Dimanche 6 mai 2018 - Sixième dimanche de Pâques B

As-tu trouvé ton alizé ?

Actes 10,25-26.34-35.44-48 - Psaume 97,1-4.6 - 1 Jean 4,7-10 - Jean 15,9-17
Sunday 6 May 2018.
 

Les vents réguliers qui portent vers l’ouest aux alentours des tropiques firent le bonheur des navigateurs voguant vers le Nouveau Monde. Ils devaient toutefois prendre garde à ne pas s’endormir dans le confort du courant pour ne pas se retrouver tout ébahis dans le pot au Noir. Hantise des capitaines, ce calme plat, cette pétole, pouvait les piéger pendant des jours, voiles lamentablement pendantes et langues des marins aussi, jusqu’à les rendre fous et perdre le bâtiment.

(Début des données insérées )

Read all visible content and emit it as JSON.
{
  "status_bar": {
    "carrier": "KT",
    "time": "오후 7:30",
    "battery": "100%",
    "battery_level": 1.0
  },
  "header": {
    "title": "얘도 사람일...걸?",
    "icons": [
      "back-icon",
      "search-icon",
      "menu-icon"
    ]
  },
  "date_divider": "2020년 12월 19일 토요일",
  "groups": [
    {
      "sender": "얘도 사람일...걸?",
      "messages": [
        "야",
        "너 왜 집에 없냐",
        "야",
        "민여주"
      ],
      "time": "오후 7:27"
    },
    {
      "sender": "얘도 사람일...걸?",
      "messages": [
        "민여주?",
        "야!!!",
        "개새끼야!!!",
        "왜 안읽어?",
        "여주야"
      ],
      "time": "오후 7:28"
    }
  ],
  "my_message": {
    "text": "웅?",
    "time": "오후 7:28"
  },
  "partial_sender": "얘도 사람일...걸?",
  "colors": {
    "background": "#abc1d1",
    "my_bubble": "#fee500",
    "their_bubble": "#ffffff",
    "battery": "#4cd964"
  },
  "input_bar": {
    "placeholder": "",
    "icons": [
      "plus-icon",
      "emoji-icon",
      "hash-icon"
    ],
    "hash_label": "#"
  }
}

La vie chrétienne est une semblable aventure, traversée heureuse que menace pourtant l’encalmie désolée. Le baptême sonne l’heure brave et joyeuse de l’appareillage. L’Esprit Saint comme une brise inlassable souffle et pousse la nef du disciple vers le Nouveau Monde où le Christ a préparé une place pour chacun. La communauté des croyants, comme une barque qui ne manque pas de pilote, les rassemble en équipage animé d’une belle mission à laquelle tous participent. Quelle route sûre et exaltante s’offre à ceux qui répondent présents lorsque le Seigneur les appelle !

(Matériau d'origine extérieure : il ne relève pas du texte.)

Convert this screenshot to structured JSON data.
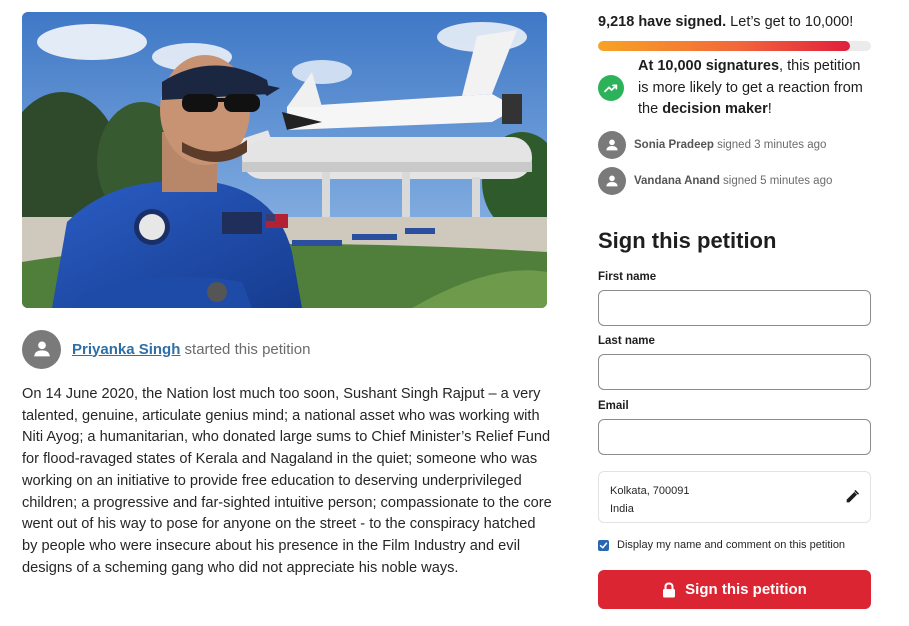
{
  "hero": {
    "image_subject": "photo-man-in-blue-flight-suit-with-space-shuttle"
  },
  "starter": {
    "name": "Priyanka Singh",
    "suffix": " started this petition"
  },
  "body_text": "On 14 June 2020, the Nation lost much too soon, Sushant Singh Rajput – a very talented, genuine, articulate genius mind; a national asset who was working with Niti Ayog; a humanitarian, who donated large sums to Chief Minister’s Relief Fund for flood-ravaged states of Kerala and Nagaland in the quiet; someone who was working on an initiative to provide free education to deserving underprivileged children; a progressive and far-sighted intuitive person; compassionate to the core went out of his way to pose for anyone on the street - to the conspiracy hatched by people who were insecure about his presence in the Film Industry and evil designs of a scheming gang who did not appreciate his noble ways.",
  "signatures": {
    "count_text": "9,218 have signed.",
    "goal_text": " Let’s get to 10,000!",
    "progress": 0.9218,
    "colors": {
      "start": "#f7a325",
      "end": "#e01f3d"
    }
  },
  "goal_message": {
    "bold1": "At 10,000 signatures",
    "mid": ", this petition is more likely to get a reaction from the ",
    "bold2": "decision maker",
    "end": "!",
    "icon": "trending-up-icon",
    "icon_color": "#2cb35a"
  },
  "recent_signers": [
    {
      "name": "Sonia Pradeep",
      "action": " signed 3 minutes ago"
    },
    {
      "name": "Vandana Anand",
      "action": " signed 5 minutes ago"
    }
  ],
  "form": {
    "title": "Sign this petition",
    "first_name_label": "First name",
    "first_name_value": "",
    "last_name_label": "Last name",
    "last_name_value": "",
    "email_label": "Email",
    "email_value": "",
    "location_line1": "Kolkata, 700091",
    "location_line2": "India",
    "display_checkbox_checked": true,
    "display_label": "Display my name and comment on this petition",
    "submit_label": "Sign this petition",
    "submit_color": "#dc2532"
  }
}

Mais gare à ne pas s’assoupir, car le démon rôde et guette depuis les abîmes où il veut nous entraîner. Or, sa ruse la plus ordinaire consiste à ne rien laisser paraître tandis qu’il dissout lentement l’enthousiasme des premiers temps et fait tourner bientôt la routine en doute, puis en dédain jusqu’à l’écœurement. Et voilà le vaillant qui voguait sur les ailes des alizés pris dans les miasmes de l’ennui, de l’acédie et du dégoût de ce qui faisait sa joie et sa gloire. Mes amis, comment échapper à ces menées dont aucun de nous ne peut éviter qu’elles l’atteignent en tentation un jour ou l’autre de sa navigation ?

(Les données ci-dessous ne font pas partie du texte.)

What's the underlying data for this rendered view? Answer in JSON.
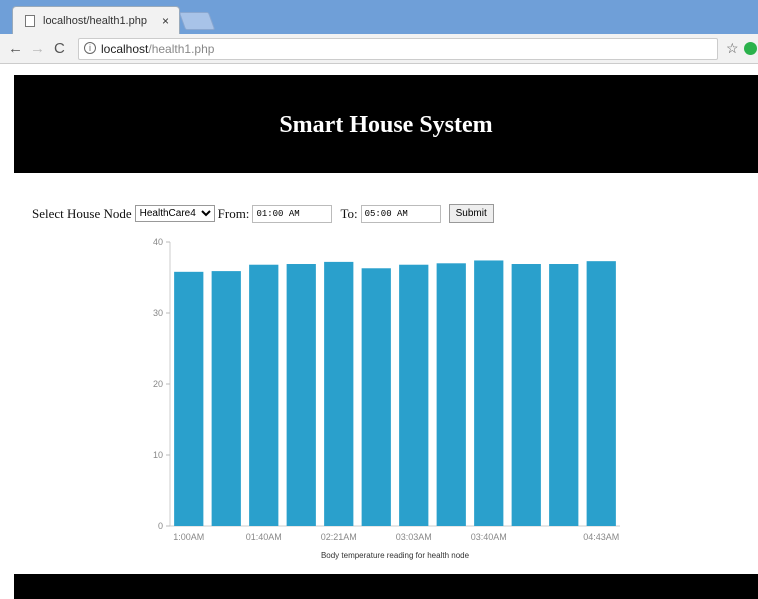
{
  "browser": {
    "tab_title": "localhost/health1.php",
    "tab_close": "×",
    "url_host": "localhost",
    "url_path": "/health1.php"
  },
  "header": {
    "title": "Smart House System"
  },
  "form": {
    "node_label": "Select House Node",
    "node_selected": "HealthCare4",
    "from_label": "From:",
    "from_value": "01:00 AM",
    "to_label": "To:",
    "to_value": "05:00 AM",
    "submit_label": "Submit"
  },
  "colors": {
    "bar": "#2aa0cc",
    "header_bg": "#000000"
  },
  "chart_data": {
    "type": "bar",
    "xlabel": "Body temperature reading for health node",
    "ylabel": "",
    "ylim": [
      0,
      40
    ],
    "yticks": [
      0,
      10,
      20,
      30,
      40
    ],
    "categories": [
      "1:00AM",
      "",
      "01:40AM",
      "",
      "02:21AM",
      "",
      "03:03AM",
      "",
      "03:40AM",
      "",
      "",
      "04:43AM"
    ],
    "values": [
      35.8,
      35.9,
      36.8,
      36.9,
      37.2,
      36.3,
      36.8,
      37.0,
      37.4,
      36.9,
      36.9,
      37.3
    ]
  }
}
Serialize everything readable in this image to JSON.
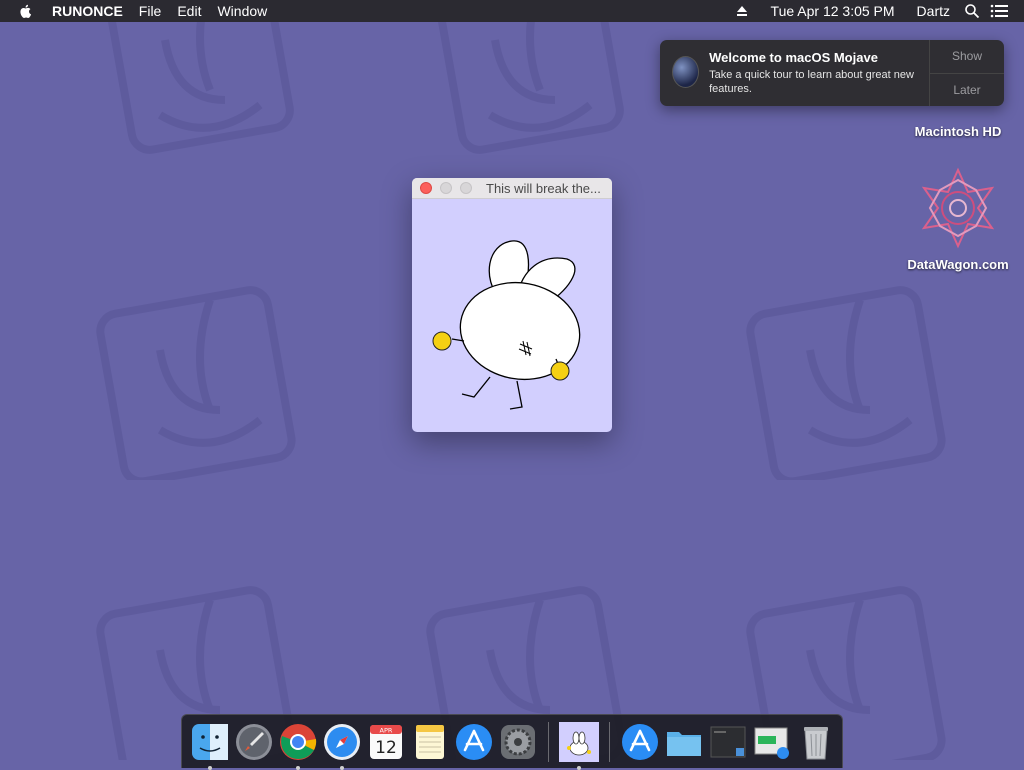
{
  "menubar": {
    "app_name": "RUNONCE",
    "menus": [
      "File",
      "Edit",
      "Window"
    ],
    "datetime": "Tue Apr 12  3:05 PM",
    "user": "Dartz"
  },
  "notification": {
    "title": "Welcome to macOS Mojave",
    "message": "Take a quick tour to learn about great new features.",
    "show_label": "Show",
    "later_label": "Later"
  },
  "desktop_icons": [
    "Macintosh HD",
    "DataWagon.com"
  ],
  "window": {
    "title": "This will break the..."
  },
  "dock": {
    "calendar_month": "APR",
    "calendar_day": "12",
    "apps": [
      "Finder",
      "Launchpad",
      "Chrome",
      "Safari",
      "Calendar",
      "Notes",
      "App Store",
      "System Preferences",
      "RUNONCE",
      "App Store",
      "Documents",
      "Screenshot",
      "Downloads",
      "Trash"
    ]
  },
  "colors": {
    "wallpaper": "#6764a7",
    "window_bg": "#d2cffe",
    "menubar": "#2b2a31"
  }
}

Demeurez en moi, nous dit et répète le Seigneur ; mais aussi : « afin que vous alliez ». Comment aller tout en demeurant ? C’est bien ce que fait le marin qui ne quitte pas le petit espace clos de son bateau tout en fendant les flots vers sa destination. Ainsi agit le chrétien fidèle à la Parole dans l’Église qui poursuit sa course missionnaire. Le Christ demeure en nous et nous en lui quand nous accueillons l’Évangile avec ferveur et le mettons en pratique avec zèle, en premier lieu par la vie fraternelle des disciples dans la charité de Dieu. Ceux qui se conduisent ainsi ne tomberont sûrement pas dans les pièges du démon. Les ténèbres du doute et des péchés ne les submergeront pas, fussent-ils malades, isolés ou en prison, car ils se laisseront toujours pousser par l’Esprit donné pour le pardon et l’évangélisation.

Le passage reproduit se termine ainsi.